In the lab of UO chemist Darren Johnson, a key focus is synthesizing molecules so they work like magic — detecting and removing contaminants from the environment, for example.
A challenge is understanding the fundamental chemistry involved in selectively recognizing contaminants so that the new molecules will find and bind to them. Johnson already has worked with UO colleagues, industry and undergraduate and graduate students on advancements in water-filtration techniques and in monitoring nitrate levels produced by fertilizers on agricultural fields.
Efforts in his lab, with a new source of help, are expanding.
Johnson is the first recipient of the Bradshaw and Holzapfel Research Professorship in Transformational Science and Mathematics. The endowed professorship was established by UO biology professor William Bradshaw and researcher Christina Holzapfel in the UO Institute of Ecology and Evolution.
Johnson will hold the professorship, effective July 1, for five years.
“I am humbled to be honored as the first of what will become a growing community of endowed professors in transformational science and mathematics,” Johnson said. “I am thankful for the incredible generosity and vision of Chris Holzapfel and Bill Bradshaw in setting up this endowment to facilitate UO research efforts at the intersection of fundamental and applied science and math.”
Johnson, a professor in the Department of Chemistry and Biochemistry and associate director of the Materials Science Institute, added that “the amazing students and postdocs in my lab – past and present – are the true recipients of this distinction.”
The new professorship, Johnson said, will provide a source of flexible funds to make important strategic investments for his UO lab to enhance the reach of his group’s fundamental research.
“We will continue our work to develop design rules to target anions, which are negatively charged chemical species,” he said. “For instance, nitrate and phosphate anions are vital nutrients for agricultural activity, yet design rules to develop molecules and materials for their selective detection and removal require further research.”

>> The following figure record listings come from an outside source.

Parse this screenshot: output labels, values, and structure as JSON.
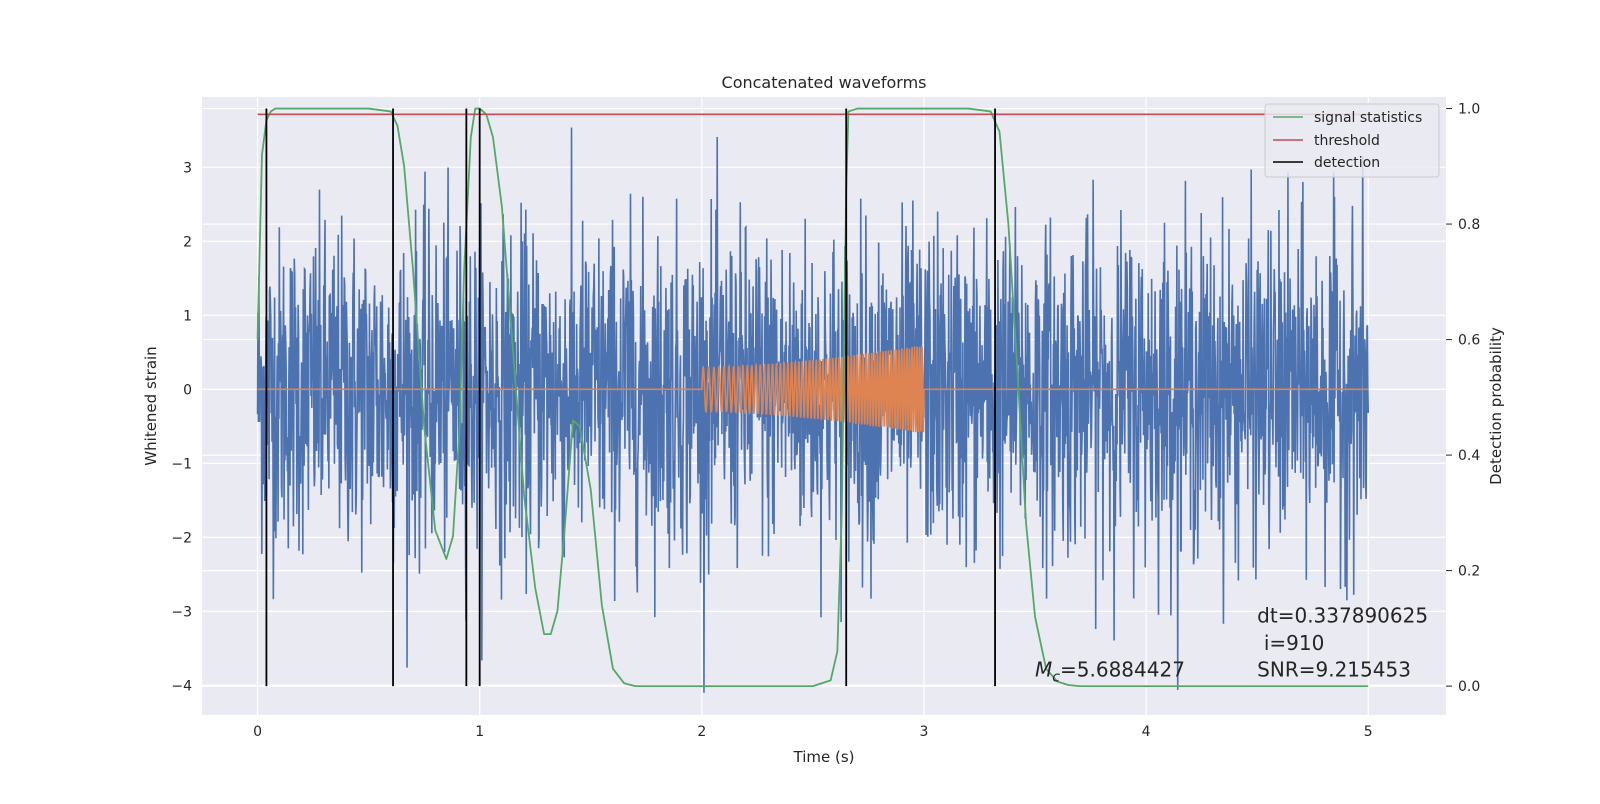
{
  "chart_data": {
    "type": "line",
    "title": "Concatenated waveforms",
    "xlabel": "Time (s)",
    "ylabel": "Whitened strain",
    "ylabel_right": "Detection probability",
    "xlim": [
      -0.25,
      5.35
    ],
    "ylim": [
      -4.4,
      3.95
    ],
    "ylim_right": [
      -0.05,
      1.02
    ],
    "x_ticks": [
      0,
      1,
      2,
      3,
      4,
      5
    ],
    "x_tick_labels": [
      "0",
      "1",
      "2",
      "3",
      "4",
      "5"
    ],
    "y_ticks": [
      -4,
      -3,
      -2,
      -1,
      0,
      1,
      2,
      3
    ],
    "y_tick_labels": [
      "−4",
      "−3",
      "−2",
      "−1",
      "0",
      "1",
      "2",
      "3"
    ],
    "y_right_ticks": [
      0.0,
      0.2,
      0.4,
      0.6,
      0.8,
      1.0
    ],
    "y_right_tick_labels": [
      "0.0",
      "0.2",
      "0.4",
      "0.6",
      "0.8",
      "1.0"
    ],
    "grid": true,
    "legend_position": "top-right",
    "background_color": "#eaeaf2",
    "noise": {
      "color": "#4c72b0",
      "x_range": [
        0,
        5
      ],
      "typical_amplitude": 1.5,
      "max_peak": 3.7,
      "min_trough": -4.1
    },
    "injected_signal": {
      "color": "#dd8452",
      "x_range": [
        2.0,
        3.0
      ],
      "amplitude_range": [
        0.3,
        0.6
      ]
    },
    "series": [
      {
        "name": "signal statistics",
        "color": "#55a868",
        "axis": "right",
        "x": [
          0.0,
          0.02,
          0.04,
          0.06,
          0.08,
          0.1,
          0.2,
          0.3,
          0.4,
          0.5,
          0.6,
          0.63,
          0.66,
          0.7,
          0.75,
          0.8,
          0.85,
          0.88,
          0.91,
          0.93,
          0.96,
          0.98,
          1.0,
          1.03,
          1.06,
          1.1,
          1.15,
          1.2,
          1.25,
          1.29,
          1.32,
          1.35,
          1.38,
          1.42,
          1.45,
          1.5,
          1.55,
          1.6,
          1.65,
          1.7,
          2.0,
          2.5,
          2.58,
          2.61,
          2.63,
          2.65,
          2.66,
          2.7,
          2.8,
          3.0,
          3.2,
          3.3,
          3.34,
          3.38,
          3.42,
          3.46,
          3.5,
          3.55,
          3.6,
          3.65,
          3.7,
          4.0,
          5.0
        ],
        "values": [
          0.6,
          0.92,
          0.98,
          0.995,
          1.0,
          1.0,
          1.0,
          1.0,
          1.0,
          1.0,
          0.995,
          0.97,
          0.9,
          0.72,
          0.45,
          0.27,
          0.22,
          0.26,
          0.45,
          0.72,
          0.95,
          1.0,
          1.0,
          0.99,
          0.95,
          0.83,
          0.58,
          0.33,
          0.17,
          0.09,
          0.09,
          0.13,
          0.26,
          0.46,
          0.45,
          0.34,
          0.14,
          0.03,
          0.005,
          0.0,
          0.0,
          0.0,
          0.01,
          0.06,
          0.3,
          0.86,
          0.995,
          1.0,
          1.0,
          1.0,
          1.0,
          0.995,
          0.96,
          0.8,
          0.55,
          0.28,
          0.12,
          0.03,
          0.008,
          0.002,
          0.0,
          0.0,
          0.0
        ]
      },
      {
        "name": "threshold",
        "color": "#c44e52",
        "axis": "right",
        "x": [
          0.0,
          5.0
        ],
        "values": [
          0.99,
          0.99
        ]
      },
      {
        "name": "detection",
        "color": "#000000",
        "axis": "right",
        "vertical_lines_x": [
          0.04,
          0.61,
          0.94,
          1.0,
          2.65,
          3.32
        ],
        "y_span": [
          0.0,
          1.0
        ]
      }
    ],
    "annotations": [
      {
        "text": "dt=0.337890625",
        "x": 4.5,
        "y": -3.15
      },
      {
        "text": "i=910",
        "x": 4.53,
        "y": -3.52
      },
      {
        "text": "=5.6884427",
        "symbol": "M",
        "subscript": "c",
        "x": 3.5,
        "y": -3.88
      },
      {
        "text": "SNR=9.215453",
        "x": 4.5,
        "y": -3.88
      }
    ]
  }
}
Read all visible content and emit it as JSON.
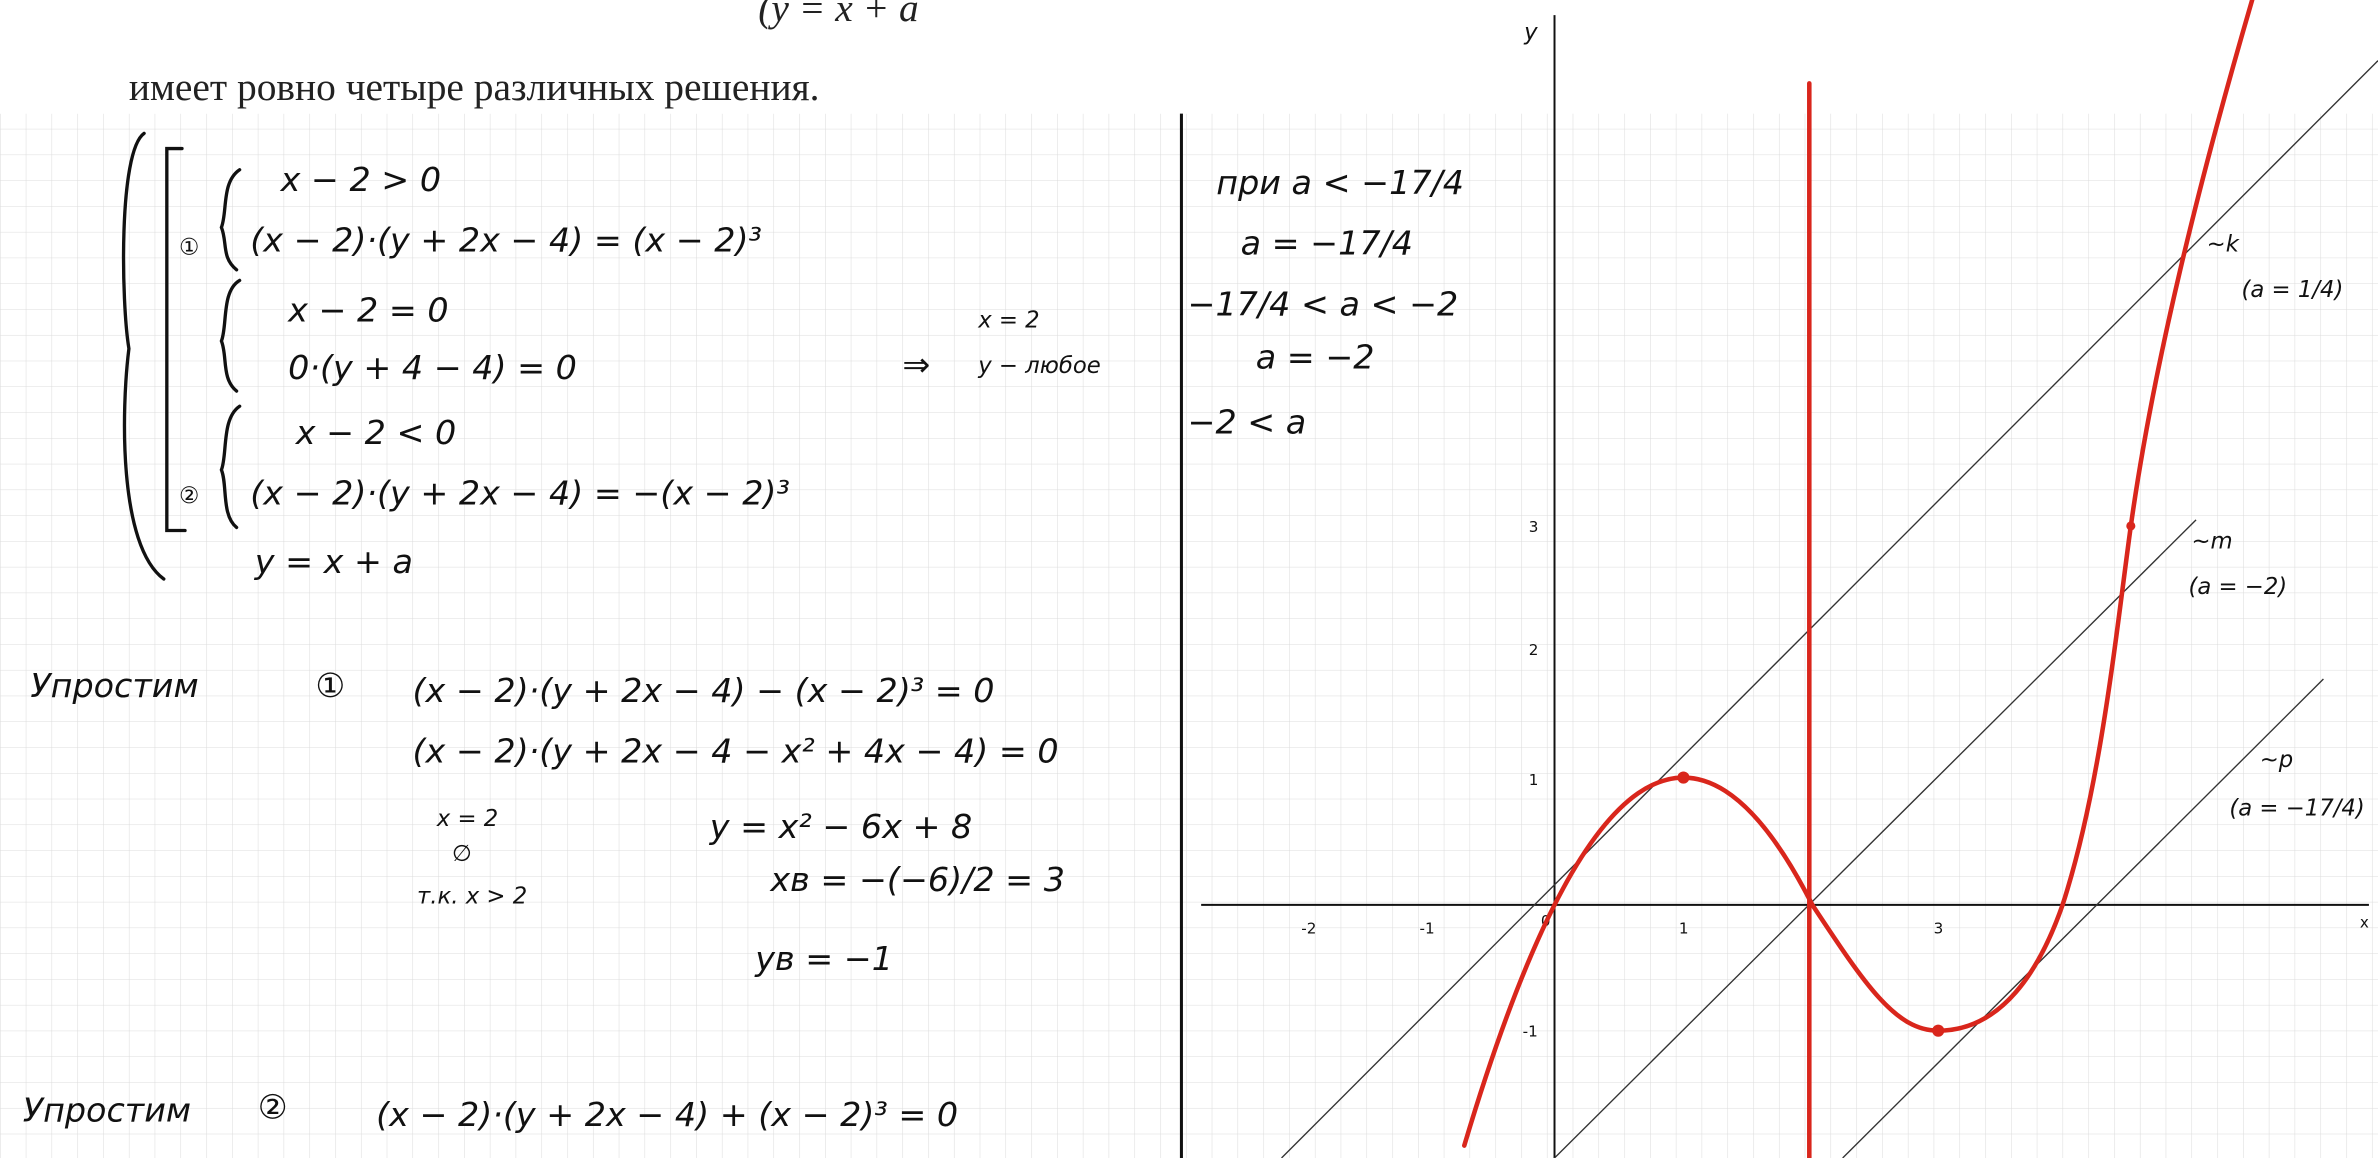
{
  "header": {
    "formula_tail": "(y = x + a",
    "statement": "имеет ровно четыре различных решения."
  },
  "system": {
    "case1_condition": "x − 2 > 0",
    "case1_marker": "①",
    "case1_equation": "(x − 2)·(y + 2x − 4) = (x − 2)³",
    "case2_condition": "x − 2 = 0",
    "case2_equation": "0·(y + 4 − 4) = 0",
    "case2_arrow": "⇒",
    "case2_x": "x = 2",
    "case2_y": "y − любое",
    "case3_condition": "x − 2 < 0",
    "case3_marker": "②",
    "case3_equation": "(x − 2)·(y + 2x − 4) = −(x − 2)³",
    "line_equation": "y = x + a"
  },
  "simplify1": {
    "label": "Упростим",
    "marker": "①",
    "step1": "(x − 2)·(y + 2x − 4) − (x − 2)³ = 0",
    "step2": "(x − 2)·(y + 2x − 4 − x² + 4x − 4) = 0",
    "root": "x = 2",
    "root_empty": "∅",
    "root_reason": "т.к. x > 2",
    "result": "y = x² − 6x + 8",
    "vertex_x": "xв = −(−6)/2 = 3",
    "vertex_y": "yв = −1"
  },
  "simplify2": {
    "label": "Упростим",
    "marker": "②",
    "step1": "(x − 2)·(y + 2x − 4) + (x − 2)³ = 0"
  },
  "cases": [
    "при  a < −17/4",
    "a = −17/4",
    "−17/4 < a < −2",
    "a = −2",
    "−2 < a"
  ],
  "graph": {
    "y_axis": "y",
    "x_axis": "x",
    "x_ticks": [
      "-2",
      "-1",
      "0",
      "1",
      "3"
    ],
    "y_ticks": [
      "3",
      "2",
      "1",
      "-1"
    ],
    "lines": [
      {
        "name": "~k",
        "condition": "(a = 1/4)"
      },
      {
        "name": "~m",
        "condition": "(a = −2)"
      },
      {
        "name": "~p",
        "condition": "(a = −17/4)"
      }
    ]
  }
}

The goal will be to turn fundamental discoveries into new, low-cost, deployable sensor devices that can monitor these chemicals to improve environmental sustainability in industrial and agricultural activities.
"In the case of tracking these anions in cell studies, these are usually species that are vital for life, but their concentrations and locations in cells are not well understood," he said. "Similarly, to address fertilizers and nutrients in the environment, we'd like to sense these species better so that we can optimize fertilizer application and improve agricultural efficiency."
At the same time, he added, improvements in selective binding can be applied to efforts to remove contaminants in the environment that threaten human health.
Holzapfel and Bradshaw, who have studied mosquitos in environmentally controlled rooms in their lab in the Institute of Ecology and Evolution for more than 30 years, said they established the endowed professorship as a way to give back to the UO and foster “a community of scholars.”
Future recipients of the professorship will come in a rotation through the departments of biology, physics, mathematics and computer and information science.